Show that the unit sphere is connected

Question

I need to show that $\{(x,y,z)\in\mathbb{R}^{3}:x^2+y^2+z^2 = 1\}$ is connected. Intuitively I understand that it is path connected and, therefore, connected. However, I don't understand how I would define such a path mathematically.
For example, if I wish to show that every point on the unit sphere connected to the north pole and, therefore, to every other point, how would I show this?

Answer 1

For a path between $x$ and the North Pole $\langle0,0,1\rangle$, assume that $x$ is not the South Pole. Consider $\phi:[0,1]\to S^2$ defined by the straight-line path between $x$ and the North Pole in $\Bbb R^3$ (in symbols, $\phi(t)=(1-t)x+t\langle0,0,1\rangle$).
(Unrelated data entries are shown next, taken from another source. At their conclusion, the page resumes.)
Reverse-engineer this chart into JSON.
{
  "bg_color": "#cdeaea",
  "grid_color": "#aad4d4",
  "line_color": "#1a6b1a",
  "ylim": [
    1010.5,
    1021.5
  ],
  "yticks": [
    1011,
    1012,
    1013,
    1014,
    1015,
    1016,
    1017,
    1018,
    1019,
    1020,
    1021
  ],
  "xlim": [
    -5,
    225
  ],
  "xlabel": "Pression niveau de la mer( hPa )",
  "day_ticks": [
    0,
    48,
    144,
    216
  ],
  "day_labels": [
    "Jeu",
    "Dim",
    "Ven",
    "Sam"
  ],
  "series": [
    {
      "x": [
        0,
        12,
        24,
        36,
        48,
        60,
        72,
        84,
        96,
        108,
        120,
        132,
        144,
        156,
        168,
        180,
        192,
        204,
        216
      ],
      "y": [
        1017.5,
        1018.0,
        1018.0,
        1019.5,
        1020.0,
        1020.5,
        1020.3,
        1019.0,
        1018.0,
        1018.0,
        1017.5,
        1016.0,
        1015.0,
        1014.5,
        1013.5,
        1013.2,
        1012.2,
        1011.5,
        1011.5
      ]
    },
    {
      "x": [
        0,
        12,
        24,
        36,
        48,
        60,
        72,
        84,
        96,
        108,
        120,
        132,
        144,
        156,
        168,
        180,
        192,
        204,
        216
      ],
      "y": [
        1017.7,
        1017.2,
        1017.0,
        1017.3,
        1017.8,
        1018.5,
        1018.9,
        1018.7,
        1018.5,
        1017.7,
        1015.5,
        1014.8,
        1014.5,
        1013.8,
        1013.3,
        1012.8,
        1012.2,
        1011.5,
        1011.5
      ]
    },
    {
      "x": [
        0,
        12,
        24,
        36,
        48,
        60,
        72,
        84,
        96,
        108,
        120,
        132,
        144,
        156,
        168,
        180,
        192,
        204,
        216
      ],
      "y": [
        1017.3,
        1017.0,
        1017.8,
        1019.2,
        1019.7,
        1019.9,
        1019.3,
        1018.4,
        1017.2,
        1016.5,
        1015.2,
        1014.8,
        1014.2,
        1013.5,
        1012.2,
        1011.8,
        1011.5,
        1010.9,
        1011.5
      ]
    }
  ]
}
Then the projection of this path into the sphere: $$t\mapsto\frac{\phi(t)}{\|\phi(t)\|}$$ is the desired path.

To connect the South Pole to the North Pole, I suppose you could connect the South Pole to some other point using the same trick, and then connect that point to the North Pole.

Answer 2

Each hemisphere in $S^2$ is homeomorphic to the closed unit disk $D^2$ and thus connected. (There's an obvious path from each $p\in D^2$ to the origin; alternatively, $D^2$ is the image of $[0, 1]^2$ under the continuous map $(r, \theta) \to (r\cos \theta, r\sin\theta)$.) Their intersection is nontrivial, so $S^2$ itself is connected.

Answer 3

If you know the stereographic projection, $p_N$ relatively to the north pole and $p_S$ relatively to the south pole, $p_N:S^2-N\rightarrow R^2$ is a diffeomorphism, thus $S^2-N$ is connected by arcs. You also have $p_S:S^2-S\rightarrow R^2$ is a diffeomorphism, thus there exists an arc between $N$ and any point of $S^2-S$.This shows that $S^2$ is connected by arcs.

Answer 4

The north pole is $(0,0,1)$ and the south pole is $(0,0,-1).$

For $p=(x,y,z)\in S^2$ and $r\in [0,1],$ let $$f_p(r)=((1-r)x,(1-r)y, z_{p,r})\in S^2$$ $$ \text {with } z_{p,r}\geq 0\iff z\geq 0.$$ Then $f_p:[0,1]\to S^2$ is continuous with $f_p(0)=p, $ while $f_p(1)=(0,0,1)$ if $z\geq 0, $ and $f_p(1)=(0,0,-1)$ if $z<0.$ So $f_p$ is a path from $p$ to the north pole or to the south pole.

For $s\in [0,1]$ let $h(s)=(\sin \pi s ,0,\cos \pi s).$ Then $h:[0,1]\to S^2$ is continuous with $h(0)=(0,0,1)$ and $h(-1)=(0,0,-1).$

So for $p,p'\in S^2,$ the points $p$ and $p'$ are each path-connected to one pole or the other, and the two poles are path-connected to each other.